Optimal unbalanced design for A/B test I want to find the right way to distribute variants (control/test) in A/B-test with the constraint of no more 10 percent of population in test group. The test is t-test for continuous metric.
I can design in 2 different ways:


*

*Split control/test in 90/10 percent proportion, and calculate the evaluation metric on test (10% of population) and full control (90%).

*Expose experiment on 20% of population, 10% on control and 10% on test.  Other 80% will not take part in metric calculation.

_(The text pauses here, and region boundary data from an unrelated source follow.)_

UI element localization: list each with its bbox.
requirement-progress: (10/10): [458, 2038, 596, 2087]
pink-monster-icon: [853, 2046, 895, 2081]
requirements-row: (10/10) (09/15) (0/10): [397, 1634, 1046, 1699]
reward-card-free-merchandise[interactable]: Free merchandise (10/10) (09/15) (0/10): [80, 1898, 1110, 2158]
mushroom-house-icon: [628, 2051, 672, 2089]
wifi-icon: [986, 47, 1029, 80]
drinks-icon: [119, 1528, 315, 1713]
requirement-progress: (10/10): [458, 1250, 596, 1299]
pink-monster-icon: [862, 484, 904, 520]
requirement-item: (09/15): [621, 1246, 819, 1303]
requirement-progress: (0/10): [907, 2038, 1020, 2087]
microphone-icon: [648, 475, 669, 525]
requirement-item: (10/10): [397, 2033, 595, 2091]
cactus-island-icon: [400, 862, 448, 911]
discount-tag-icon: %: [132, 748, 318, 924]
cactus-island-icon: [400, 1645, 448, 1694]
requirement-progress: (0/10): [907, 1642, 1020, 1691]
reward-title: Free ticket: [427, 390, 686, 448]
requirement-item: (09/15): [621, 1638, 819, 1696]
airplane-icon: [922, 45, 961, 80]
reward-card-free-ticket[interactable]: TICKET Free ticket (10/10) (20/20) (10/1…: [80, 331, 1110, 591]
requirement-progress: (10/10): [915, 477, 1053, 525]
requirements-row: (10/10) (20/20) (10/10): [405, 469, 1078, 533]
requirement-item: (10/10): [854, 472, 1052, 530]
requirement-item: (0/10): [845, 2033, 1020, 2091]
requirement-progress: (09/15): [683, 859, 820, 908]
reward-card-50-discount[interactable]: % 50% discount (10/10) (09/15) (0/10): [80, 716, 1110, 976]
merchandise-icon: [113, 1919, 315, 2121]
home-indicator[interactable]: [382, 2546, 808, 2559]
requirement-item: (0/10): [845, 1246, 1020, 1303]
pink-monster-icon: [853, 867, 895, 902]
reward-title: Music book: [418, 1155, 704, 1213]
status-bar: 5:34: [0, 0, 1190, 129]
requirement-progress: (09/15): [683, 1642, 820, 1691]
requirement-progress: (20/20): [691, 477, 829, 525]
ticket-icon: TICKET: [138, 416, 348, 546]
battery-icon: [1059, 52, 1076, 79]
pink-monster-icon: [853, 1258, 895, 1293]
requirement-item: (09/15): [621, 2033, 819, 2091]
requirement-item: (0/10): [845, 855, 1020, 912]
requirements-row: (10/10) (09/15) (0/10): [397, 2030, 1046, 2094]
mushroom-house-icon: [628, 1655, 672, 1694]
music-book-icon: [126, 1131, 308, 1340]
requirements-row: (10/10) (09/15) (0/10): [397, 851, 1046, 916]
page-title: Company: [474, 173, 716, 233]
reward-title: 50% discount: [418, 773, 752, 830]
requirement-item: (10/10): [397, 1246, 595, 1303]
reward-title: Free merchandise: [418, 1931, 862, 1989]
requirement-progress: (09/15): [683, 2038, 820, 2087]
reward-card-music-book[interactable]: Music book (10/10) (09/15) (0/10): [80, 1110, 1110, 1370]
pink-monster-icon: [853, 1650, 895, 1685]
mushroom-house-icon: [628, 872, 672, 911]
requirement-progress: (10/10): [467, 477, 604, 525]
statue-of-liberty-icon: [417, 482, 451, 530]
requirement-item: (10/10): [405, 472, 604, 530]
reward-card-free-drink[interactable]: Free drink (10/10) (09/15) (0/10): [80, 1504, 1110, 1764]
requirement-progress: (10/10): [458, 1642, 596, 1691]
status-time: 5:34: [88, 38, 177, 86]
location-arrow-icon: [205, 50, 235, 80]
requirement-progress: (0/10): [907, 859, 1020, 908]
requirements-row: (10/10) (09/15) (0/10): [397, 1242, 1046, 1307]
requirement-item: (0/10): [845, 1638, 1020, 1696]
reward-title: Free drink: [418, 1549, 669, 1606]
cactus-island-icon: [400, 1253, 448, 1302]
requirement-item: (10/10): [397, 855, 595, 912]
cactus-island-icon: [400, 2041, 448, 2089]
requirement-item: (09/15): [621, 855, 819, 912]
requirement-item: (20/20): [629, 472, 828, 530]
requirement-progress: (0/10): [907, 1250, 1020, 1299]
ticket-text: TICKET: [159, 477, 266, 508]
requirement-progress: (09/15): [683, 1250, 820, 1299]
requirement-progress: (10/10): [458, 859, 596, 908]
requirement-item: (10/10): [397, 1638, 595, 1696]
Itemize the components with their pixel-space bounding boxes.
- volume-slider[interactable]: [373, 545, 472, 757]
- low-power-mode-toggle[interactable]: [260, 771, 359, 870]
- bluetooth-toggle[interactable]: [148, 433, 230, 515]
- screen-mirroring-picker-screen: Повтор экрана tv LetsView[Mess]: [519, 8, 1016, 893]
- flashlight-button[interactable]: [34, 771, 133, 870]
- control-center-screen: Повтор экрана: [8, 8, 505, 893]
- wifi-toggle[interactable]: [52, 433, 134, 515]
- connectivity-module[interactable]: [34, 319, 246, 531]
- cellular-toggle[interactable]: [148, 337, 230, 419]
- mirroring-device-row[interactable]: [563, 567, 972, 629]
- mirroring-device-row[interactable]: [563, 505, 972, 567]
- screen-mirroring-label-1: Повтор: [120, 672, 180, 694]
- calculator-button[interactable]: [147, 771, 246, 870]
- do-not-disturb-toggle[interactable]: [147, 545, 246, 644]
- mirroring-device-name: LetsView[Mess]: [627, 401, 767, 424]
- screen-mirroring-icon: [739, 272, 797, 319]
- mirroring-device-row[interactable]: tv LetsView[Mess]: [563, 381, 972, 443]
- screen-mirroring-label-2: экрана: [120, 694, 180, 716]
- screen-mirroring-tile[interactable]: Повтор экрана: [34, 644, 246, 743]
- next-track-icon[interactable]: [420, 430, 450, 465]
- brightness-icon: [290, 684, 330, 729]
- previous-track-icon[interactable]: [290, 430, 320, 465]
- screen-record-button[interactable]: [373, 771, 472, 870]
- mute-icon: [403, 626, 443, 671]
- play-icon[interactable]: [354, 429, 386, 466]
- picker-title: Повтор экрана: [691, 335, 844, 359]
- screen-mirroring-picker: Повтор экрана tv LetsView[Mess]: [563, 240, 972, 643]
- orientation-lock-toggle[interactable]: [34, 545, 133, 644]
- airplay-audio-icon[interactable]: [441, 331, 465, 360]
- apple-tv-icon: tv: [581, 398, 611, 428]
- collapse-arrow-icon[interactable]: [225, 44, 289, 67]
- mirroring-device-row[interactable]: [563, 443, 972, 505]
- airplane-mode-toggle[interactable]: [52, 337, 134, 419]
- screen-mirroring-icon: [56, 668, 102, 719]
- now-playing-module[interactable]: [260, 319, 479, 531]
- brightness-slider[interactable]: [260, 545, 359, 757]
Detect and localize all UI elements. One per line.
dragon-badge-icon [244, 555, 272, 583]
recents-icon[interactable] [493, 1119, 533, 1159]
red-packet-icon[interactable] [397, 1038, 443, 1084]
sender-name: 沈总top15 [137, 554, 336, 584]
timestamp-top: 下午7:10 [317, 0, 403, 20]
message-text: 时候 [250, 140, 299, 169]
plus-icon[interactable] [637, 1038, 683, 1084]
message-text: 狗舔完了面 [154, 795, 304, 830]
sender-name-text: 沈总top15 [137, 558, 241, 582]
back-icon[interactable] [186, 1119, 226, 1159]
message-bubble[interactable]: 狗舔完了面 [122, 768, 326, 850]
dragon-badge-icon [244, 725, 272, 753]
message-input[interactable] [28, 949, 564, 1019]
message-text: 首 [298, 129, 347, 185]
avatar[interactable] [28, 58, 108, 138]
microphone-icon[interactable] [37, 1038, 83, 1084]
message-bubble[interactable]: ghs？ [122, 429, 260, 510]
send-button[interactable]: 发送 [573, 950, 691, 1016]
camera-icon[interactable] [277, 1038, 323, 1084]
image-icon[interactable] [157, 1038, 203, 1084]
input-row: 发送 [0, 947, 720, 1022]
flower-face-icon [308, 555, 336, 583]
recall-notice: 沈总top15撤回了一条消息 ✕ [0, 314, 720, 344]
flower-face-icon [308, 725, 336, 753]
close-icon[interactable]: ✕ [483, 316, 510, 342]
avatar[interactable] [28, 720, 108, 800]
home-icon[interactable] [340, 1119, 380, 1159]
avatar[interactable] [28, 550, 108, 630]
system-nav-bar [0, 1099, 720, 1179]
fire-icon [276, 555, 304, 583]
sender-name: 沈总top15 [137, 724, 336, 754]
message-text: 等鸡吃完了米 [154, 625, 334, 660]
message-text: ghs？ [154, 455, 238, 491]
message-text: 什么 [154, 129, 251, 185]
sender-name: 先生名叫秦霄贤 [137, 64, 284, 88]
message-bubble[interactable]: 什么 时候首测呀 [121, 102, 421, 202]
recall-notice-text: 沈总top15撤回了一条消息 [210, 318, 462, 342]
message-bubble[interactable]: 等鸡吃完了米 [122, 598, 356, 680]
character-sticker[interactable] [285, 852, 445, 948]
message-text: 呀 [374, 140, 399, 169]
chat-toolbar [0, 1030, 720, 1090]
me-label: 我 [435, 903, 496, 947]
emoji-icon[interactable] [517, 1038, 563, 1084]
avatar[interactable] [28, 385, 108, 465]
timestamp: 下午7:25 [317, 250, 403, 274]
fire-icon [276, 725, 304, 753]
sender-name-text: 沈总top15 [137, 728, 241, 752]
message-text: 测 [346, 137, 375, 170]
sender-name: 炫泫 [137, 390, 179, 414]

Which is the best from the view of statistical power?
 A: @DemetriPananos correctly states that, with a 2-sample t test, power for a given
total sample size $(n_1+n_2)$ is maximized when subjects are split with equal numbers in the two groups $(n_1=n_2).$ Consequently, the 'power and sample size' procedures in many statistical software programs give results
only for balanced designs (equal sample sizes).
However, if you have a constraint on the number in the treatment
group and it is not vastly expensive to use a larger control group, then you might consider using a larger control group, which would give you some
increase in power.
I illustrate for the specific case of distinguishing
between a treatment group sampled from $\mathsf{Norm}(\mu = 105,
\sigma = 5)$ and a control group from 
$\mathsf{Norm}(\mu = 100, \sigma = 5).$ So we are trying to
design an experiment that can often detect a difference in
population means that is equal to one SD.
The following simulations in R show that the power is reasonably good (about 87%) with
$n = 20$ in each group, but noticeably better (about 98%) with $n_1 = 20$
in the treatment group and $n_2=200$ in the control group.
set.seed(2020)
pv.bal = replicate(10^5, t.test(rnorm(20,105,5), rnorm(20,100,5))$p.val)
mean(pv.bal <= .05)
[1] 0.86832   # aprx power for n1 = n2 = 20

pv.unb = replicate(10^5, t.test(rnorm(20,105,5), rnorm(200,100,5))$p.val)
mean(pv.unb <= .05)
[1] 0.98289   # aprx power for n1 = 20, n2 = 200

Notes: (1) Many 'power and sample size' procedures give results
for pooled 2-sample t tests, rather than the generally preferable Welch 2-sample t tests, which do not assume equal variances in treatment
and control groups. 
(2) The simulations shown above are for Welch 2-sample t tests. The power advantage of a larger
control group might be usefully magnified if the control group had a larger variance than the treatment group.
set.seed(609)
pv.bal = replicate(10^5, t.test(rnorm(20,105,4), rnorm(20,100,6))$p.val)  # Trt var 16, Ctrl var 36
mean(pv.bal <= .05)
[1] 0.85287
pv.unb = replicate(10^5, t.test(rnorm(20,105,4), rnorm(200,100,6))$p.val)
mean(pv.unb <= .05)
[1] 0.99812

(3) In the R code vectors such as pv <= .05 are logical 
vectors consisting of TRUEs and FALSEs. The mean of
such a vector is its proportion of TRUEs. With 100,000
iterations, power values should be accurate to two or more
decimal places.
A: The power for such a test is roughly (according to the end of chapter 4 of this book) roughly...
$$ \beta = 1-\mathbf{\Phi}^{-1}(z_{1-\alpha/2}-\Delta\sqrt{f(1-f)}\sqrt{n}/\sigma_y) $$
Here, $\Delta$ is the smallest meaningful effect, $f$ is the fraction of people in the test group, $n$ is the sample size, and $\sigma_y$ is the standard deviation of the outcome.  The only thing that differs between your two designs is $f$ and $n$.  We want $\Delta\sqrt{f(1-f)}\sqrt{n}/\sigma_y$ to be as big as possible because that results in the most power.  All else considered equal, we only have to worry about $f$ and $n$.
In the first case $f=0.1$.  In the second, $f=0.5$ but we have a 20% of our sample.  We need to determine, which is larger: $.5  \times \sqrt{0.2 \times n}$, or $0.3 \times \sqrt{ n}$?  
Turns out...
$$0.5  \times \sqrt{0.2 \times n} < 0.3 \times \sqrt{ n}$$ 
So the first design (more controls, smaller exposure) should yield more power. How much more power will depend on other parameters.  The difference could be very big or very small.
Here is some code to double check my arguments
library(tidyverse)


case_a = mean(replicate(1000,{

  Ny = 10
  Nx = 90
  x = rnorm(Nx)
  y = rnorm(Ny, 1)
  t.test(x,y)$p.value<0.05

}))
>>>0.765

case_b = mean(replicate(1000,{

  Ny = 10
  Nx = 10
  x = rnorm(Nx)
  y = rnorm(Ny, 1)
  t.test(x,y)$p.value<0.05

}))
>>>0.58

You could very easily draw power curves by either computing my first equation, or varying the size of the difference between the two samples in these simulations.